1894: Das erste "richtige" Gedicht
In dieses Jahr fiel ein wichtiger Schritt in Richtung von Frosts späterer Laufbahn als Dichter. Ähnlich wie einige Jahre zuvor bei La Noche Triste überfiel ihn eines Abends die Inspiration: Er schloss sich in der Küche ein und schrieb ein Gedicht nieder, zu dem ihm die Idee bereits während seiner Monate in Dartmouth gekommen war: Dort hatte er einmal unter toten Blättern einen Schmetterlingsflügel gefunden, und der zerbrechliche Flügel war ihm wie ein perfektes Bild für die Kürze des Lebens erschienen. Die ganze Zeit über hatte er sich mit dem Gedanken getragen, eine Elegie rund um dieses Thema zu schreiben. Obwohl Jeanie an die Küchentür hämmerte und ihr Glück auch an der ebenfalls versperrten rückwärtigen Tür versuchte, ließ sich Frost nicht stören. Er amüsierte sich nur über die Bemühungen seiner Schwester und öffnete die Tür nicht eher, bevor er eine ordentliche Fassung von My Butterfly: An Elegy zu Papier gebracht hatte.Es gibt in diesem Gedicht eine Passage, die Frost nach eigener Aussage wegen ihrer technischen Qualitäten in Klang, Rhythmus und Ton besonders gefiel: … The gray grass is scarce dappled with the snow; / Its two banks have not shut upon the river; / But it is long ago – / It seems forever – / Since first I saw thee glance, / With all thy dazzling other ones, / In airy dalliance, / Precipitate in love, / Tossed, tangled, whirled and whirled above, / Like a limp rose-wreath in a fairy dance … Frost nannte My Butterfly später sein erstes "richtiges" Gedicht, er nahm es 1913 in seine erste Gedichtsammlung A Boy’s Will auf. Noch war der Stil vorwiegend traditionell, der Spätromantik verhaftet, aber einige der Motive, die Frost ein Leben lang begleiten sollten, wie Naturmetaphern oder das Thema der Vergänglichkeit, waren bereits vorhanden. Besonders in der zitierten Passage, der zweiten Strophe, sieht Parini den Durchbruch zu einem eigenen Stil. Frost selbst sagte später von dieser Strophe, sie sei bereits so gut, wie alles, was er später geschrieben habe, "it was the beginning of me." Die Art und Weise, wie ein Mensch zum Dichter wird, verglich er mit der Entstehung einer Wasserhose auf dem Meer: man müsse beginnen wie eine Wolke aus allen Dichtern, die man je gelesen habe.

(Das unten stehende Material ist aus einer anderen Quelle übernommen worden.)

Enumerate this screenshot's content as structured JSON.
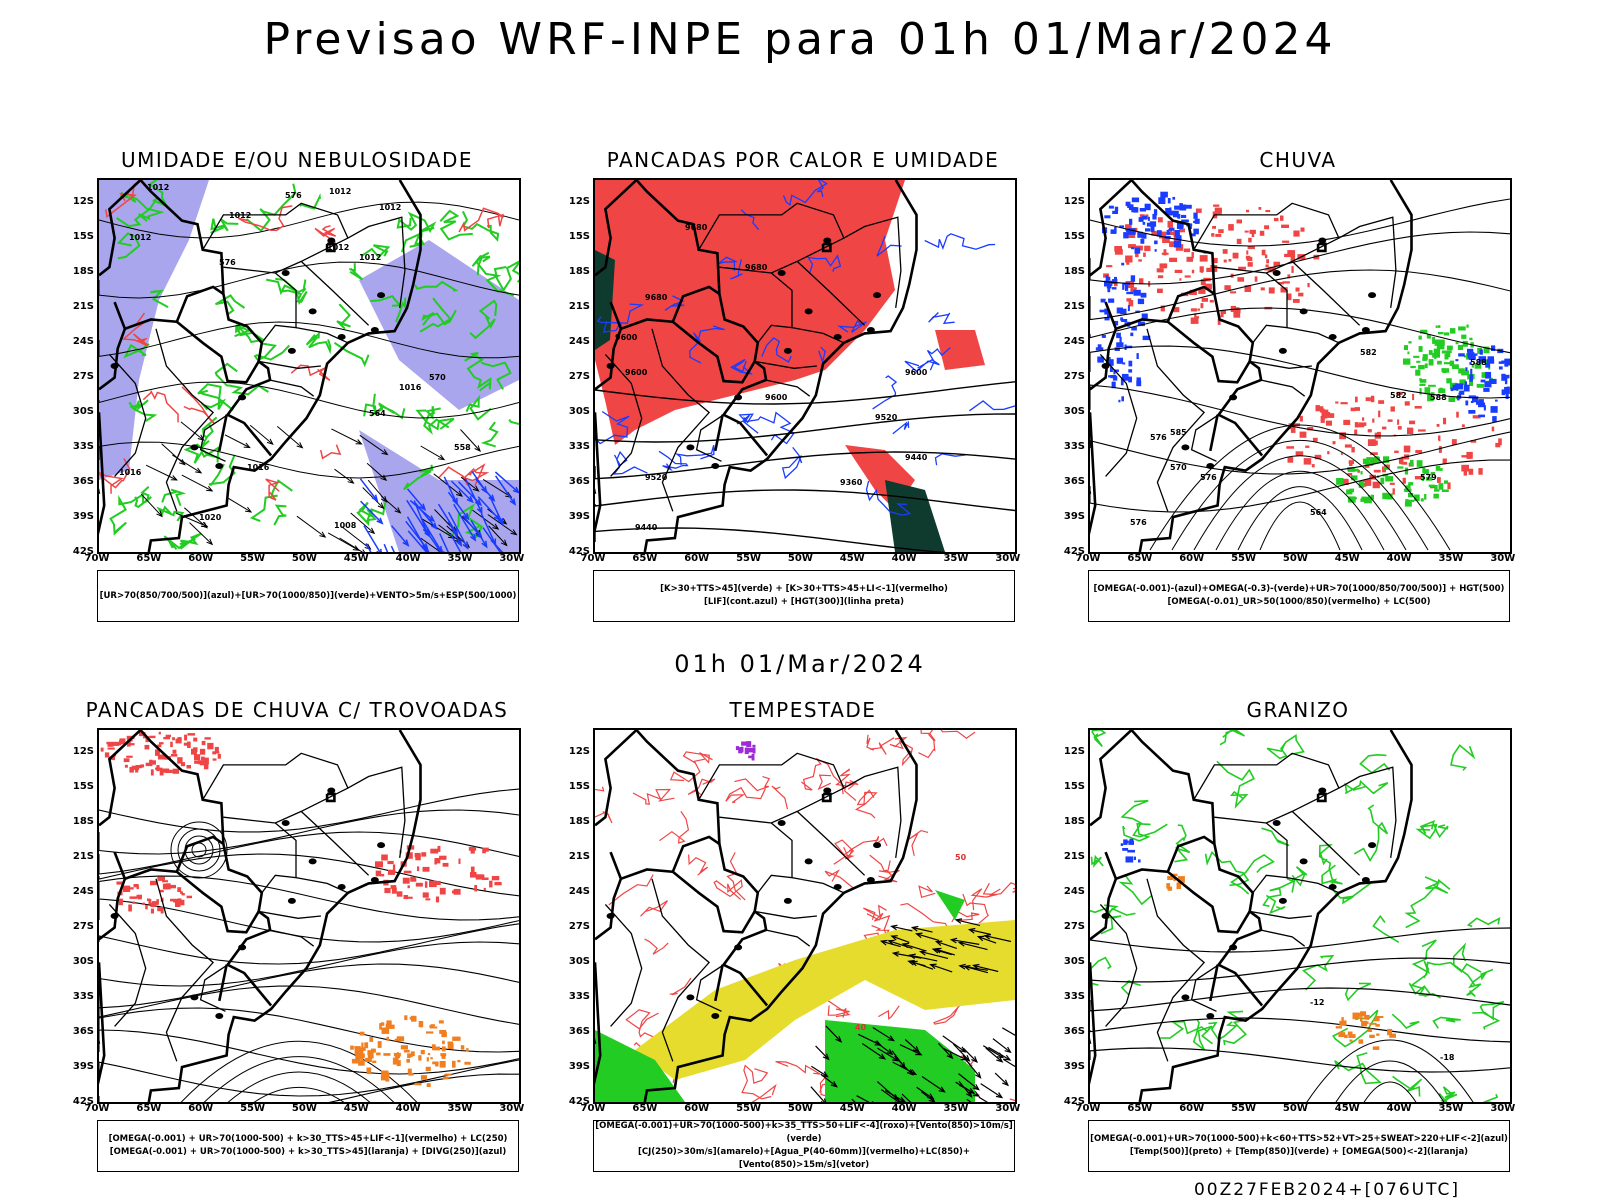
{
  "title": "Previsao WRF-INPE  para 01h 01/Mar/2024",
  "mid_date": "01h 01/Mar/2024",
  "footer": "00Z27FEB2024+[076UTC]",
  "lat_labels": [
    "12S",
    "15S",
    "18S",
    "21S",
    "24S",
    "27S",
    "30S",
    "33S",
    "36S",
    "39S",
    "42S"
  ],
  "lon_labels": [
    "70W",
    "65W",
    "60W",
    "55W",
    "50W",
    "45W",
    "40W",
    "35W",
    "30W"
  ],
  "colors": {
    "red": "#f04545",
    "green": "#22cc22",
    "blue": "#1a3cff",
    "lavender": "#a9a6ee",
    "yellow": "#e6dc2e",
    "orange": "#f07f20",
    "darkgreen": "#0f3b2e",
    "purple": "#9b2cd6"
  },
  "panels": [
    {
      "title": "UMIDADE E/OU NEBULOSIDADE",
      "legend": [
        "[UR>70(850/700/500)](azul)+[UR>70(1000/850)](verde)+VENTO>5m/s+ESP(500/1000)"
      ],
      "contour_labels": [
        "1012",
        "1012",
        "1012",
        "1012",
        "1012",
        "1012",
        "1012",
        "1016",
        "1016",
        "1016",
        "1020",
        "1008",
        "576",
        "576",
        "570",
        "564",
        "558"
      ]
    },
    {
      "title": "PANCADAS POR CALOR E UMIDADE",
      "legend": [
        "[K>30+TTS>45](verde) + [K>30+TTS>45+LI<-1](vermelho)",
        "[LIF](cont.azul) + [HGT(300)](linha preta)"
      ],
      "contour_labels": [
        "9680",
        "9680",
        "9680",
        "9600",
        "9600",
        "9600",
        "9600",
        "9520",
        "9520",
        "9440",
        "9440",
        "9360"
      ]
    },
    {
      "title": "CHUVA",
      "legend": [
        "[OMEGA(-0.001)-(azul)+OMEGA(-0.3)-(verde)+UR>70(1000/850/700/500)] + HGT(500)",
        "[OMEGA(-0.01)_UR>50(1000/850)(vermelho) + LC(500)"
      ],
      "contour_labels": [
        "588",
        "588",
        "582",
        "576",
        "576",
        "570",
        "585",
        "582",
        "579",
        "576",
        "564"
      ]
    },
    {
      "title": "PANCADAS DE CHUVA C/ TROVOADAS",
      "legend": [
        "[OMEGA(-0.001) + UR>70(1000-500) + k>30_TTS>45+LIF<-1](vermelho) + LC(250)",
        "[OMEGA(-0.001) + UR>70(1000-500) + k>30_TTS>45](laranja) + [DIVG(250)](azul)"
      ],
      "contour_labels": []
    },
    {
      "title": "TEMPESTADE",
      "legend": [
        "[OMEGA(-0.001)+UR>70(1000-500)+k>35_TTS>50+LIF<-4](roxo)+[Vento(850)>10m/s](verde)",
        "[CJ(250)>30m/s](amarelo)+[Agua_P(40-60mm)](vermelho)+LC(850)+[Vento(850)>15m/s](vetor)"
      ],
      "contour_labels": [
        "40",
        "50"
      ]
    },
    {
      "title": "GRANIZO",
      "legend": [
        "[OMEGA(-0.001)+UR>70(1000-500)+k<60+TTS>52+VT>25+SWEAT>220+LIF<-2](azul)",
        "[Temp(500)](preto) + [Temp(850)](verde) + [OMEGA(500)<-2](laranja)"
      ],
      "contour_labels": [
        "-12",
        "-18"
      ]
    }
  ]
}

Er war von den Vorzügen des Gedichts so überzeugt, dass er wagte, es der New Yorker Wochenzeitung The Independent zur Veröffentlichung anzubieten, von der er wusste, dass sie offen für Poesie war. Die Schwester des Herausgebers William Hayes Ward, Susan Hayes Ward, die für Literatur in der Zeitung zuständig war, erkannte die in dem Gedicht steckenden Qualitäten. Im März 1894 schrieb der Herausgeber zurück, My Butterfly: An Elegy werde angenommen und legte einen Scheck über fünfzehn Dollar bei, Frosts erstes mit Gedichten verdientes Geld. Frost jubelte und schrieb einen begeisterten und dankbaren Antwortbrief: "Die Erinnerung an Ihr Schreiben wird mir eine lebhafte Freude beim Erwachen an vielen zukünftigen Morgen sein." Hayes Ward hatte auch nach weiteren Gedichten des, wie er zurecht vermutete, noch jungen Dichters gefragt und wollte etwas über Frosts literarische Ausbildung wissen. In seiner Antwort schrieb Frost, er hoffe, der Wert seines Gedichts würde mehr zählen als eine formale Ausbildung, von der er nur wenig vorweisen könne. Die wenigen Regeln, die er kenne, verdanke er seinem eigenen Nachdenken, oder stammten von den Meisterwerken, die er immer wieder gelesen habe. Das beste Training sei ein "unbeugsamer Ehrgeiz" (inflexible ambition), und was die Poesie angehe, so bedeute sie zu lieben das beste Studium.